Wat zijn de gevolgen?
“Voor de maatschappij zijn die enorm. De kost loopt in Europa op tot in de miljarden, organisaties baten er ook financieel bij om aandacht te besteden aan mentaal welzijn. Ook als maatschappij zijn we erbij gebaat omdat er heel wat geld gaat naar de ondersteuning van mensen die uitvallen. Voor gezinnen is het ook moeilijk wanneer iemand uitvalt met een burn-out. Het is een hele uitdaging om dan samen door zo’n situatie te komen. Ook voor collega’s geldt dat. Wanneer iemand van een team uitvalt, verhoogt de werkdruk voor de anderen. Dan kan een burn-out zich als een vuurtje gaan verspreiden.”
Hoe kan een werkgever oplossingen aanreiken?
“In de eerste plaats aandacht schenken aan wat bij werknemers rond welzijn leeft. Niet alle werkgevers zijn op de hoogte van de verplichtingen die werknemers waarnemen op dat vlak. Dan ontstaat het risico dat er breuken in de relatie ontstaan. Aandacht schenken kan via training, of bijscholing van de leidinggevenden.”
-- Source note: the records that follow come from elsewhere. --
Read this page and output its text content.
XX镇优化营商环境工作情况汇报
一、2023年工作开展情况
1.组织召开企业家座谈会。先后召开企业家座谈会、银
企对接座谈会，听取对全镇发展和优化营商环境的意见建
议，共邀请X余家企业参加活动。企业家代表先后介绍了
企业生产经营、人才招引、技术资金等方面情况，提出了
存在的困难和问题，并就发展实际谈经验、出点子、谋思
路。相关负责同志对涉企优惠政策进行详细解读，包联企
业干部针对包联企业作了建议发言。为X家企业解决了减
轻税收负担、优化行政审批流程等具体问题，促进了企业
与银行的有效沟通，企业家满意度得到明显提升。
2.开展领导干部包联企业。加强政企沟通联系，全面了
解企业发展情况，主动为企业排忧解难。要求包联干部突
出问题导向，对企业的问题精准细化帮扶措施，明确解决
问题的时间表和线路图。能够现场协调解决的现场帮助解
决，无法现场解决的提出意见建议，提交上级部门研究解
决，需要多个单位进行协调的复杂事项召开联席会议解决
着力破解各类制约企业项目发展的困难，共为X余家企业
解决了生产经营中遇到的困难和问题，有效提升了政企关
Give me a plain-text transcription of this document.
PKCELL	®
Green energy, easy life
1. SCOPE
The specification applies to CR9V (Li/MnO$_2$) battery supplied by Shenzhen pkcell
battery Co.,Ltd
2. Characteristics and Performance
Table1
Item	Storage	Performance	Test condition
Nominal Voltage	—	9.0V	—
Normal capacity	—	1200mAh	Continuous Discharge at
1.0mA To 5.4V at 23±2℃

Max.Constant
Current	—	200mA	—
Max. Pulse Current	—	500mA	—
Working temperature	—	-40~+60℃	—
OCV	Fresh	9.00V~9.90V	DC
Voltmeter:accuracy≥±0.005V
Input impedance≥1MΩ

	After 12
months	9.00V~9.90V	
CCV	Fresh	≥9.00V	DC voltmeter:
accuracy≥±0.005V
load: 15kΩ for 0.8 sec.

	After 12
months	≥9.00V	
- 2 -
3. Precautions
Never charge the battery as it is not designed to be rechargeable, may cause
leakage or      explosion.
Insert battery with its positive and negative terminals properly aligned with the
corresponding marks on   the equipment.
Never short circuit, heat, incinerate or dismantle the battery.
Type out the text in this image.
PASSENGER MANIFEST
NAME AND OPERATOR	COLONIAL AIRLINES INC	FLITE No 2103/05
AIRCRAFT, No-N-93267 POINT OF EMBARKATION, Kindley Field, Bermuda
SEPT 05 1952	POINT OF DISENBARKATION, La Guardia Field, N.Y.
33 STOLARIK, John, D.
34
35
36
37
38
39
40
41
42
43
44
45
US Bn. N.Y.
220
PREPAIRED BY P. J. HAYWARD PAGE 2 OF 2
Kampt een deel van de leidinggevenden niet met dezelfde problemen?
“Absoluut. Veel van hen zitten in een complexe positie omdat zijzelf ook leidinggevenden hebben waar zij verantwoording aan moeten afleggen. Ze willen wel aandacht geven aan het welzijn van de werknemer, tegelijkertijd is er de druk van bovenaf om bepaalde doelen te behalen. In dat opzicht is het belangrijk om een organisatiecultuur te hebben waarin er op alle niveaus aandacht voor welzijn is.”
Hoe brengt de VUB er het vanaf?
“Op basis van het onderzoek kan ik daar geen uitspraak over doen omdat de steekproef niet specifiek onder VUB-medewerkers werd gehouden. Uit onderzoek weten we wel dat de academische sector een risicogroep vormt. Zo kunnen PhD-studenten bijvoorbeeld met veel mentale problemen kampen. Dat kan voor een deel verklaard worden door de onzekerheid over latere tewerkstelling en de druk die PhD studenten ervaren.”
Wat kunnen we nog van jouw onderzoek verwachten?
“Met mijn team van doctoraatsstudenten hopen we binnen een jaar ontwikkelingen van een burn-out met een doelgerichte tool te kunnen opvolgen. Zodanig dat er min of meer voorspeld kan worden of iemand in een risicozone terecht aan het komen is. Werkgevers kunnen er zo op geattendeerd worden aan welke aspecten in de werkcontext aandacht gegeven moet worden. Factoren als werkdruk en een gebrek aan autonomie zijn zulke aspecten. Anderzijds hopen we zelf een tool te hebben die ons kan helpen bij de diagnose van een burn-out. Want op dit moment is er nog altijd geen manier om iemand te kunnen diagnosticeren.”